Time Complexity: Tabulation Bottom Up DP
O(n)
0
0
Tabulation Bottom Up DP in DSA C - Time & Space Complexity
Understanding Time Complexity
We want to understand how fast a bottom-up dynamic programming solution runs as the input size grows.
Specifically, how the number of steps changes when we fill the table from the smallest subproblems up.
Scenario Under Consideration
Analyze the time complexity of the following code snippet.
int fib(int n) {
int dp[n+1];
dp[0] = 0;
dp[1] = 1;
for (int i = 2; i <= n; i++) {
dp[i] = dp[i-1] + dp[i-2];
}
return dp[n];
}
This code calculates the nth Fibonacci number using bottom-up tabulation.
Identify Repeating Operations
Identify the loops, recursion, array traversals that repeat.
- Primary operation: The for-loop that fills the dp array from 2 to n.
- How many times: Exactly n-1 times (from 2 up to n).
How Execution Grows With Input
Each new input number adds one more step to fill the dp table.
| Input Size (n) | Approx.
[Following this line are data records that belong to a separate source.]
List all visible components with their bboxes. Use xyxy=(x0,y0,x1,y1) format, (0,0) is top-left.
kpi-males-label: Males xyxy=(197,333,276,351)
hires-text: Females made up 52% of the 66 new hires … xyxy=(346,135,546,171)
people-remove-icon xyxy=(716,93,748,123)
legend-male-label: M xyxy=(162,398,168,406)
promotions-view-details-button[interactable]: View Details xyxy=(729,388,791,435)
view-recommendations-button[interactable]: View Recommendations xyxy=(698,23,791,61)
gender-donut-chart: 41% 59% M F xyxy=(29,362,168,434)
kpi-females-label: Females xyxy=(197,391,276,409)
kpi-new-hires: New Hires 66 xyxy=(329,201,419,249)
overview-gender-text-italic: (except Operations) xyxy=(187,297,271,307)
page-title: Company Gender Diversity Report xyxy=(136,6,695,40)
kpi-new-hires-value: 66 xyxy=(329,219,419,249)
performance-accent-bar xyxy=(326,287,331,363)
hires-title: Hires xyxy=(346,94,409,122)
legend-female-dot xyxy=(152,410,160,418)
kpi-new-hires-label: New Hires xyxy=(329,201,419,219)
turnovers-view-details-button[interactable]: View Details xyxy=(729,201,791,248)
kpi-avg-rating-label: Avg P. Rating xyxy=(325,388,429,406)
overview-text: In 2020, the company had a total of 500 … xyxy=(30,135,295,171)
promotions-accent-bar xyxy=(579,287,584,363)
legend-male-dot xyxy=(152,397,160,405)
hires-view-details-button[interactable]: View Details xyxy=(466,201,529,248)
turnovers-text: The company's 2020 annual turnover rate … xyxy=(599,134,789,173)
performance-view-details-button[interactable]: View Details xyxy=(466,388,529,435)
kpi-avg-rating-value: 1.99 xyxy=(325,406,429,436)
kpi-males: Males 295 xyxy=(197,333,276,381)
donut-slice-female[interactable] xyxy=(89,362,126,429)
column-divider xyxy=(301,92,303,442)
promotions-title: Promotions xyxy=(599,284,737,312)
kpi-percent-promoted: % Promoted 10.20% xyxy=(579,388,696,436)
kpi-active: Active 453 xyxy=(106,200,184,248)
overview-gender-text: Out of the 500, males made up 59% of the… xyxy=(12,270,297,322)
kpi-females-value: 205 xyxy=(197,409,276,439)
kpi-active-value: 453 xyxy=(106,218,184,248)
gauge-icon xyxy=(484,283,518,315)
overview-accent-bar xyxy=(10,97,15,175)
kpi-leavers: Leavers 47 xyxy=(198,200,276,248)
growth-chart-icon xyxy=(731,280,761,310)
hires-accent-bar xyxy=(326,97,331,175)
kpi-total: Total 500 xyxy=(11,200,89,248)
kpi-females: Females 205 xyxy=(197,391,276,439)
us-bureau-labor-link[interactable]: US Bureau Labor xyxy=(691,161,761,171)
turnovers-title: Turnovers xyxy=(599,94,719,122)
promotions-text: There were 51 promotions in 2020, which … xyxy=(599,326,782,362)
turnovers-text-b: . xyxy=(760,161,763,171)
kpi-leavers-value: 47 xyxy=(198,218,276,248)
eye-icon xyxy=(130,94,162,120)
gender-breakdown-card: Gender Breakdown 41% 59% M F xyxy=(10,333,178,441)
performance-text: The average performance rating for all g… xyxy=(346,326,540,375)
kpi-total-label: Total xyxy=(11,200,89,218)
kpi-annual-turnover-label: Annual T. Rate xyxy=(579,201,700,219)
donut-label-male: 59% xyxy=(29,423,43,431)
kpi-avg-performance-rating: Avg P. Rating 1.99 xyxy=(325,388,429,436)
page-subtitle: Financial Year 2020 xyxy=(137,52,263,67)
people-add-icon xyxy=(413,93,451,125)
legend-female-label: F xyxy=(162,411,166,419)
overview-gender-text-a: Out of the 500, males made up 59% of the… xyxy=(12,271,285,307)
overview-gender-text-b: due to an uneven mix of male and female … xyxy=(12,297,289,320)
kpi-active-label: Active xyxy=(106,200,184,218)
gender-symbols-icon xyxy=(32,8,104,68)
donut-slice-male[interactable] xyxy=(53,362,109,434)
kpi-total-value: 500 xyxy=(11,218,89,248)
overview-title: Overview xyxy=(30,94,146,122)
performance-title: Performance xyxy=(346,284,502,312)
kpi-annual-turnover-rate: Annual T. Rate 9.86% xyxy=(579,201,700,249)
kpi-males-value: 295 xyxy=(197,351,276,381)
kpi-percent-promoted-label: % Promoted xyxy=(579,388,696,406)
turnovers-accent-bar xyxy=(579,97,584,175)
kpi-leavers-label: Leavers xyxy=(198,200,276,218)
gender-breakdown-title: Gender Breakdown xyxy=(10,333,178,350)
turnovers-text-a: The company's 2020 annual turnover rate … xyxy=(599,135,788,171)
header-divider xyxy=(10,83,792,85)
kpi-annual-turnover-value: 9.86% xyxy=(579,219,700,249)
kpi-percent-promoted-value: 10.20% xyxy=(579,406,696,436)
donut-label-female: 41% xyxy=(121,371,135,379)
Operations |
|---|---|
| 10 | About 9 steps |
| 100 | About 99 steps |
| 1000 | About 999 steps |
Pattern observation: The number of steps grows roughly in a straight line as n increases.
Final Time Complexity
Time Complexity: O(n)
This means the time to compute grows directly in proportion to the input size.
Common Mistake
[X] Wrong: "Dynamic programming always takes exponential time because it solves many subproblems."
[OK] Correct: Bottom-up DP solves each subproblem once and stores the result, so it runs in linear time here, not exponential.
Interview Connect
Understanding how bottom-up DP reduces repeated work is a key skill that shows you can write efficient code for problems with overlapping subproblems.
Self-Check
"What if we changed the loop to compute dp[i] using three previous values instead of two? How would the time complexity change?"